ATI RN
ATI Mental Health Proctored Exam
1. Which medication would the nurse least likely use to provide immediate intervention for an angry psychotic client?
- A. Lithium
- B. Alprazolam
- C. Diphenhydramine
- D. Haloperidol
Correct answer: B
Rationale: Alprazolam is a benzodiazepine commonly used for anxiety disorders. While it may help calm an individual, it is not typically the first-line choice for managing acute agitation in a psychotic client. Haloperidol, on the other hand, is a typical antipsychotic medication often used for immediate intervention in psychiatric emergencies involving aggression or psychosis.
2. A nursing instructor is discussing diseases of adaptation with students and when they are likely to occur. Which student response indicates that learning has occurred?
- A. When an individual has limited experience managing stress
- B. When an individual inherits adaptive genes
- C. When an individual faces pre-existing conditions that worsen stress
- D. When an individual's physiological and psychological resources are depleted
Correct answer: D
Rationale: The correct answer is D. During the stage of exhaustion in the general adaptation syndrome, an individual's physiological and psychological resources become depleted, leading to a reduced capacity to adapt effectively. This depletion of resources is when diseases of adaptation, such as stress-related disorders, are more likely to occur. Choices A, B, and C do not reflect an accurate understanding of diseases of adaptation. Limited experience managing stress, inheriting adaptive genes, and facing pre-existing conditions that worsen stress do not directly relate to the concept of physiological and psychological resource depletion leading to diseases of adaptation.
3. A client is experiencing a panic attack. Which action should the nurse take first?
- A. Remain with the client and offer reassurance.
- B. Administer an anti-anxiety medication as prescribed.
- C. Encourage the client to engage in physical activity.
- D. Encourage the client to breathe deeply and slowly.
Correct answer: A
Rationale: During a panic attack, the immediate priority for the nurse is to provide support and reassurance to the client. Remaining with the client helps establish a sense of safety and trust, which can help calm the client during an episode of panic. Administering medication, encouraging physical activity, and deep breathing techniques are beneficial interventions, but offering reassurance and support should be the initial step to address the immediate emotional distress and anxiety experienced by the client.

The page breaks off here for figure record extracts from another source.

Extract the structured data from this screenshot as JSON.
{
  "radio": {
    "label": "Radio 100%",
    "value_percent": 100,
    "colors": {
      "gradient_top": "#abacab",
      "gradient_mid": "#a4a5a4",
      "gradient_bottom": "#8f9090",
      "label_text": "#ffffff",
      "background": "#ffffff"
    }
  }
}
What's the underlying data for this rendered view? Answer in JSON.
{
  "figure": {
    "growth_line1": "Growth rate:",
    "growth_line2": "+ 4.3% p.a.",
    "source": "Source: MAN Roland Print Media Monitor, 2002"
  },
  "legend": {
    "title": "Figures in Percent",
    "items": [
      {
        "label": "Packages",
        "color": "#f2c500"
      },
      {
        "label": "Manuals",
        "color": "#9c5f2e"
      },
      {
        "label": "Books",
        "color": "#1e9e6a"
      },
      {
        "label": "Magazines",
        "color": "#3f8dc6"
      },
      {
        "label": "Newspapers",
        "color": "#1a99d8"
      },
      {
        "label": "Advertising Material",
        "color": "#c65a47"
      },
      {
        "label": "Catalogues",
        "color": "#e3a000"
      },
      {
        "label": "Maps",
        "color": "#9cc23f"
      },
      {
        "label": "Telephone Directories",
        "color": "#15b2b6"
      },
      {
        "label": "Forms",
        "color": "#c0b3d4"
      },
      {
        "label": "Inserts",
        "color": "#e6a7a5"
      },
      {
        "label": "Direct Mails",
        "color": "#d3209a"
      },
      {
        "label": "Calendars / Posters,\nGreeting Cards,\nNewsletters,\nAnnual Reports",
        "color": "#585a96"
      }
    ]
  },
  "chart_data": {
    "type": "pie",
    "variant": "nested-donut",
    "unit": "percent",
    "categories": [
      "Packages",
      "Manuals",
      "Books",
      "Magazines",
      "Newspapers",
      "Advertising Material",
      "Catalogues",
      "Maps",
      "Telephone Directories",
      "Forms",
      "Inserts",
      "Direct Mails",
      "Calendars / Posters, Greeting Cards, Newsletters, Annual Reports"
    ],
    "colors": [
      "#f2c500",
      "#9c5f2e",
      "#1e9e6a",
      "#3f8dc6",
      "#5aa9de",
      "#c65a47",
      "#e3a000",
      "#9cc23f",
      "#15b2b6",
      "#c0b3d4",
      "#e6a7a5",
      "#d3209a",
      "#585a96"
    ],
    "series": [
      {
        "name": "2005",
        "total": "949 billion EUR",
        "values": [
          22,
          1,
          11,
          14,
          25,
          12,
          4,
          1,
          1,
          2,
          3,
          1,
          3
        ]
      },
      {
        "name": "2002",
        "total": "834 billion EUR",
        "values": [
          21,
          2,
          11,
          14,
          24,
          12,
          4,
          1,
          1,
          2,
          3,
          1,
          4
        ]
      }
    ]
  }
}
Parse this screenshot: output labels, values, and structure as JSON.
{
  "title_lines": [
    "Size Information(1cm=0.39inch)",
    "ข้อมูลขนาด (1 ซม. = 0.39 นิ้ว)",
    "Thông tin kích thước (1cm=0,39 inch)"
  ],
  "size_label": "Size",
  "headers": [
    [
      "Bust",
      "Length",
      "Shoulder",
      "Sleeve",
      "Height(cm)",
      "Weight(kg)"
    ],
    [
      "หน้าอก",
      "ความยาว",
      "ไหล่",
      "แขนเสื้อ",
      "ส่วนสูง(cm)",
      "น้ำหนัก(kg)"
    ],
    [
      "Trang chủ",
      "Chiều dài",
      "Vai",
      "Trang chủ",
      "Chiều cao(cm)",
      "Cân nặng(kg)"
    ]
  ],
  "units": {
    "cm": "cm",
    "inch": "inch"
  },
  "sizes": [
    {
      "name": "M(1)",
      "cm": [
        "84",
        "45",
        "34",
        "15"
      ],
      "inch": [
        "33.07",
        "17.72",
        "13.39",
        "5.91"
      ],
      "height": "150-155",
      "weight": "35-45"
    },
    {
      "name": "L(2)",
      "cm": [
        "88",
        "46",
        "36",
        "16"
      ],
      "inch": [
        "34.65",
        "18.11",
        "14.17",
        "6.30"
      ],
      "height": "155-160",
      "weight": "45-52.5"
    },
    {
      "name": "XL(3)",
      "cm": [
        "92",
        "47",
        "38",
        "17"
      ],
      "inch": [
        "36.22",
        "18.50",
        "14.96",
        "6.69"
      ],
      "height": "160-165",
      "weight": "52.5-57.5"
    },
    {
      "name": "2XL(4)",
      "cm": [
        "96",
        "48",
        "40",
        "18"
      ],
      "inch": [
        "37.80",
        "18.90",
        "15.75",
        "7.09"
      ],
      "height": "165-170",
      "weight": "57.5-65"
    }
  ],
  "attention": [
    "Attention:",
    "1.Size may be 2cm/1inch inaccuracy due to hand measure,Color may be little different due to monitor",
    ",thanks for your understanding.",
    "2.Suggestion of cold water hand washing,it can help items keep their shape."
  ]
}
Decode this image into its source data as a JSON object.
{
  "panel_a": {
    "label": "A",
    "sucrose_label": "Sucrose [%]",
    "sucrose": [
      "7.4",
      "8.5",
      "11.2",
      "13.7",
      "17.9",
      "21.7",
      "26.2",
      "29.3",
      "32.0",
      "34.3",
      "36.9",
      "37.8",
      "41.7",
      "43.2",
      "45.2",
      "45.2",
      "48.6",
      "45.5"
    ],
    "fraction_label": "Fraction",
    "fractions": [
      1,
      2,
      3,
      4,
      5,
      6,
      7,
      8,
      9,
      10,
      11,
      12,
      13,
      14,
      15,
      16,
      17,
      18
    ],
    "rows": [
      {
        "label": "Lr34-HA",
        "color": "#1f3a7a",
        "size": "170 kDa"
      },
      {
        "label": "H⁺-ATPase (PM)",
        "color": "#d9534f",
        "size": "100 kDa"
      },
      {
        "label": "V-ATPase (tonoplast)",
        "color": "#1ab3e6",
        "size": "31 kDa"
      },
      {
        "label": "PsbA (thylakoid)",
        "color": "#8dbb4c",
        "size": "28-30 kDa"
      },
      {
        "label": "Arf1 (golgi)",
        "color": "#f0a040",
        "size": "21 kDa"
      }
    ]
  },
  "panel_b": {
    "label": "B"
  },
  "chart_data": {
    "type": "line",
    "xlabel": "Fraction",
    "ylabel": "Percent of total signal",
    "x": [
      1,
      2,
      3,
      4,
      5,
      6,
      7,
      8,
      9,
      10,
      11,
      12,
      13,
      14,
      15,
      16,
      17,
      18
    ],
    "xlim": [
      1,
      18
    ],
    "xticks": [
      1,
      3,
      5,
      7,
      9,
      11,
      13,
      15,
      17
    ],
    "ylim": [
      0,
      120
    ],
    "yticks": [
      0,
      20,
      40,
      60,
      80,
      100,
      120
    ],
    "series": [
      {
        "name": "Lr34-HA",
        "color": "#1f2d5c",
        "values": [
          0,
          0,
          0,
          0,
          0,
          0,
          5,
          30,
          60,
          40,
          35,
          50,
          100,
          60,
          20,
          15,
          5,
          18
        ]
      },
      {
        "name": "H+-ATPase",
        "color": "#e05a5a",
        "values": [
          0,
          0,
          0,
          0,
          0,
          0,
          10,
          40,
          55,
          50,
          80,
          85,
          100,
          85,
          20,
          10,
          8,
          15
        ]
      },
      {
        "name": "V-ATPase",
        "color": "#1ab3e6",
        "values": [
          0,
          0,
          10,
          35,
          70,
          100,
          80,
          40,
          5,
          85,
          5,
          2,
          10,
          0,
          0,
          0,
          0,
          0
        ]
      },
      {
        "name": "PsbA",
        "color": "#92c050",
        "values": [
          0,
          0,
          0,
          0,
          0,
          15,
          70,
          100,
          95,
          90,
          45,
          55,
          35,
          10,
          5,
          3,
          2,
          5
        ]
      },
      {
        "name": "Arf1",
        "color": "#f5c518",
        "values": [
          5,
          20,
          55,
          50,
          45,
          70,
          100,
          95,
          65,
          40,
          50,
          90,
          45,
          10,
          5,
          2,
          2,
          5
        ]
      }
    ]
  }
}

4. A client has a history of excessive drinking, which has led to multiple arrests for driving under the influence (DUI). The client states, 'I work hard to provide for my family. I don't see why I can't drink to relax.' The nurse recognizes the use of which defense mechanism?
- A. Projection
- B. Rationalization
- C. Regression
- D. Sublimation
Correct answer: B
Rationale: The correct answer is Rationalization. The client is using rationalization as a defense mechanism by justifying their excessive drinking as a way to relax due to working hard to provide for their family. Rationalization involves creating logical excuses to justify unacceptable feelings or behaviors. Projection involves attributing one's unacceptable feelings or thoughts to others. Regression is reverting to an earlier stage of development in the face of unacceptable thoughts or impulses. Sublimation is the channeling of unacceptable impulses into socially acceptable activities.
5. Which statement by the patient indicates a need for further teaching regarding the treatment of major depressive disorder?

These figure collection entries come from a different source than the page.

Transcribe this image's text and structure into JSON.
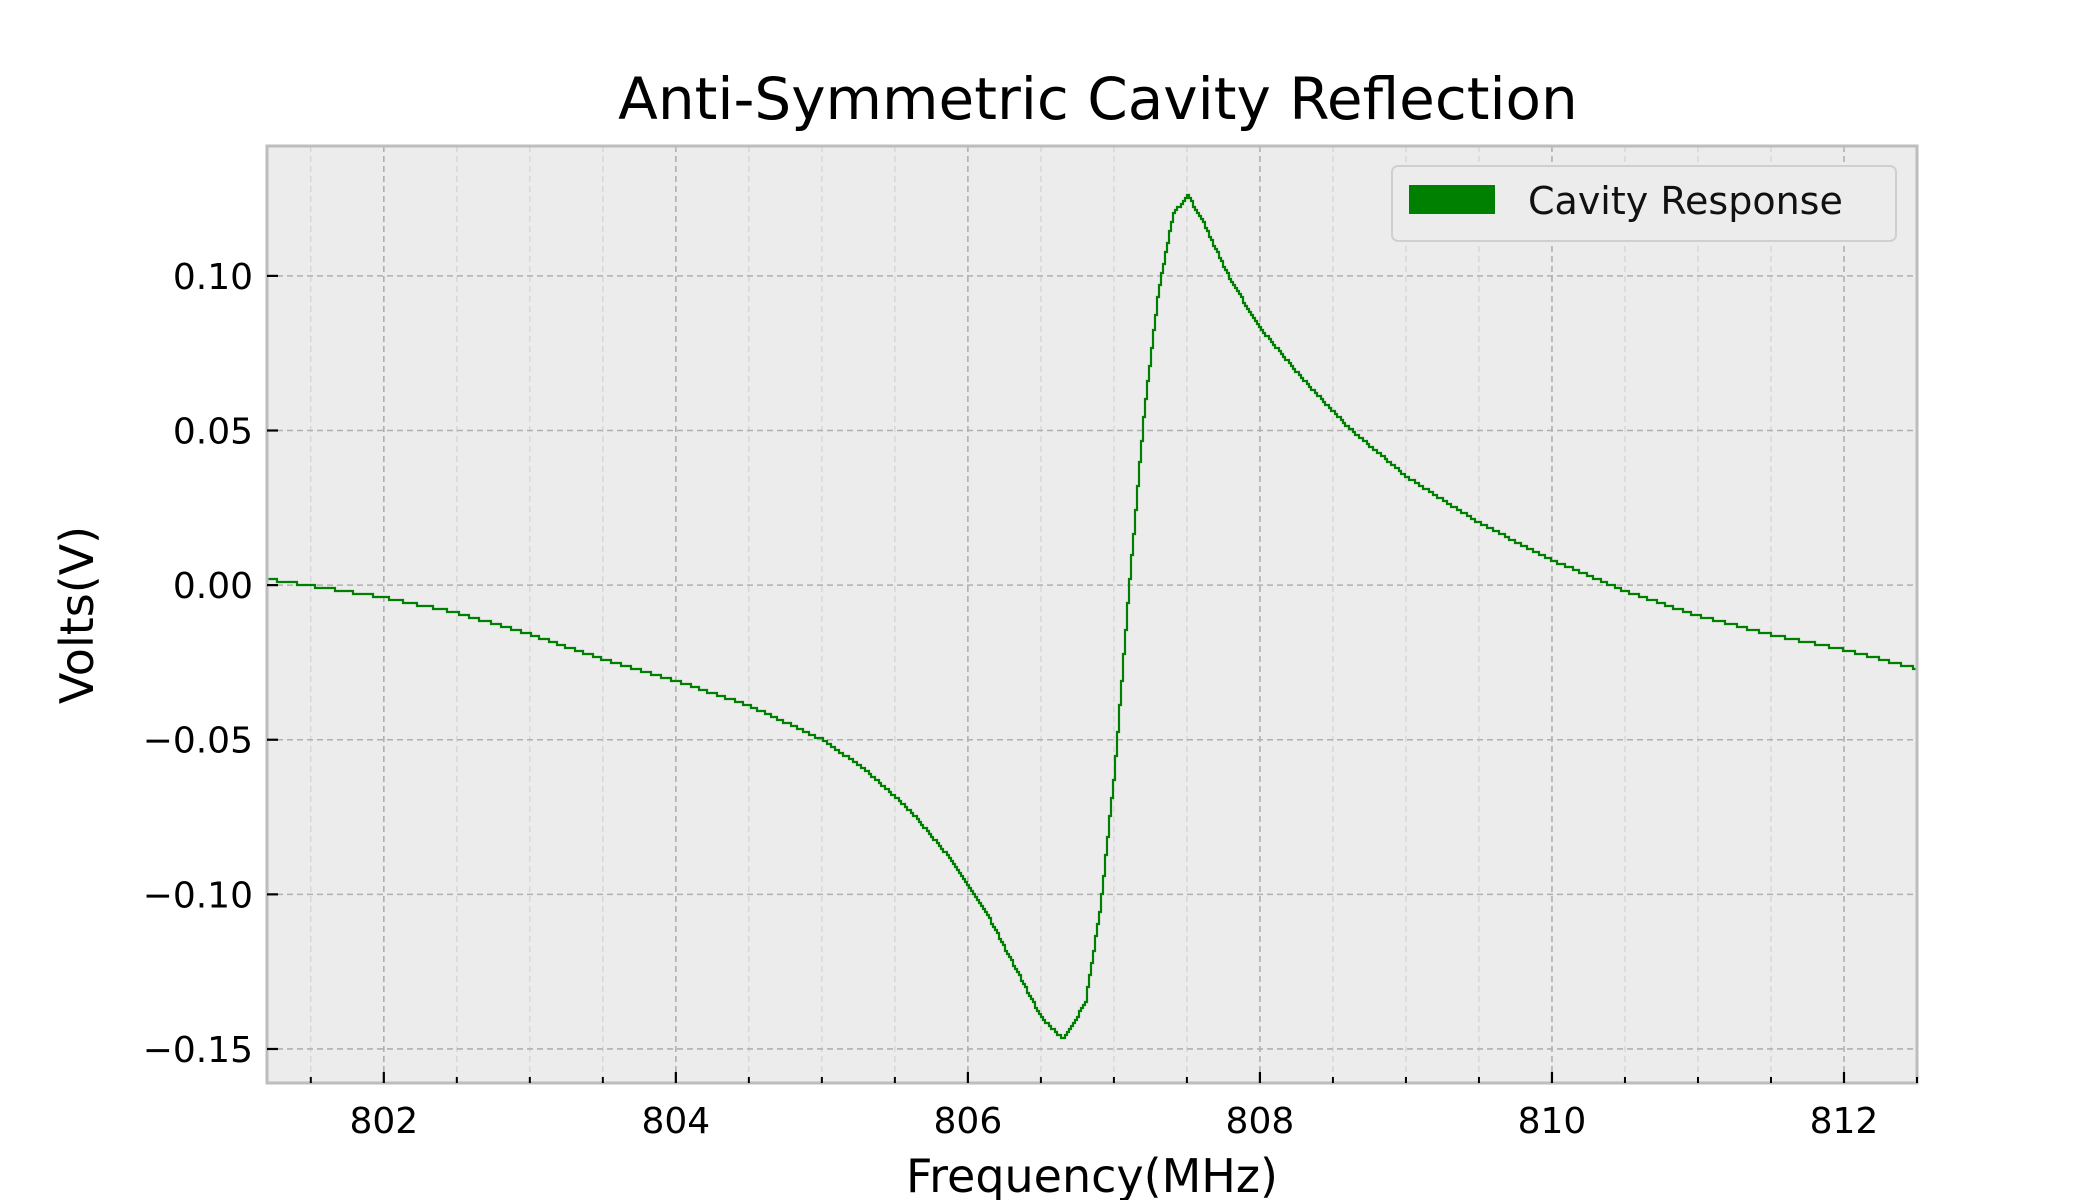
{
  "chart_data": {
    "type": "line",
    "title": "Anti-Symmetric Cavity Reflection",
    "xlabel": "Frequency(MHz)",
    "ylabel": "Volts(V)",
    "xlim": [
      801.2,
      812.5
    ],
    "ylim": [
      -0.161,
      0.142
    ],
    "xticks": [
      802,
      804,
      806,
      808,
      810,
      812
    ],
    "xtick_labels": [
      "802",
      "804",
      "806",
      "808",
      "810",
      "812"
    ],
    "yticks": [
      0.1,
      0.05,
      0.0,
      -0.05,
      -0.1,
      -0.15
    ],
    "ytick_labels": [
      "0.10",
      "0.05",
      "0.00",
      "−0.05",
      "−0.10",
      "−0.15"
    ],
    "grid": true,
    "legend_position": "top-right",
    "colors": {
      "series": "#008000",
      "axes_background": "#ececec",
      "spine": "#bdbdbd"
    },
    "series": [
      {
        "name": "Cavity Response",
        "x": [
          801.2,
          801.6,
          802.0,
          802.5,
          803.0,
          803.5,
          804.0,
          804.5,
          805.0,
          805.3,
          805.6,
          805.9,
          806.1,
          806.3,
          806.5,
          806.65,
          806.8,
          806.9,
          807.0,
          807.1,
          807.2,
          807.3,
          807.4,
          807.5,
          807.6,
          807.7,
          807.8,
          808.0,
          808.3,
          808.6,
          809.0,
          809.5,
          810.0,
          810.5,
          811.0,
          811.5,
          812.0,
          812.5
        ],
        "y": [
          0.002,
          -0.001,
          -0.004,
          -0.009,
          -0.016,
          -0.024,
          -0.031,
          -0.039,
          -0.05,
          -0.06,
          -0.073,
          -0.09,
          -0.104,
          -0.122,
          -0.14,
          -0.147,
          -0.135,
          -0.105,
          -0.06,
          0.0,
          0.055,
          0.095,
          0.12,
          0.126,
          0.118,
          0.108,
          0.098,
          0.083,
          0.066,
          0.051,
          0.035,
          0.02,
          0.008,
          -0.002,
          -0.01,
          -0.016,
          -0.021,
          -0.027
        ]
      }
    ]
  }
}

- A. I have been on this antidepressant for 3 days. I understand that the full effect may take weeks to occur.
- B. I am going to ask my nurse practitioner to discontinue my Prozac today and let me start taking a monoamine oxidase inhibitor tomorrow.
- C. I may ask to have my medication changed to Wellbutrin due to the problems I am having being romantic with my wife.
- D. I realize that there are many antidepressants and it might take a while until we find the one that works best for me.
Correct answer: B
Rationale: Choice B indicates a need for further teaching because the patient is planning to switch directly from Prozac, an SSRI, to a monoamine oxidase inhibitor (MAOI) without allowing for a washout period. This abrupt switch poses a risk of serotonin syndrome, which can be life-threatening. It is essential to educate the patient about the importance of consulting healthcare providers before changing medications to prevent potential adverse effects.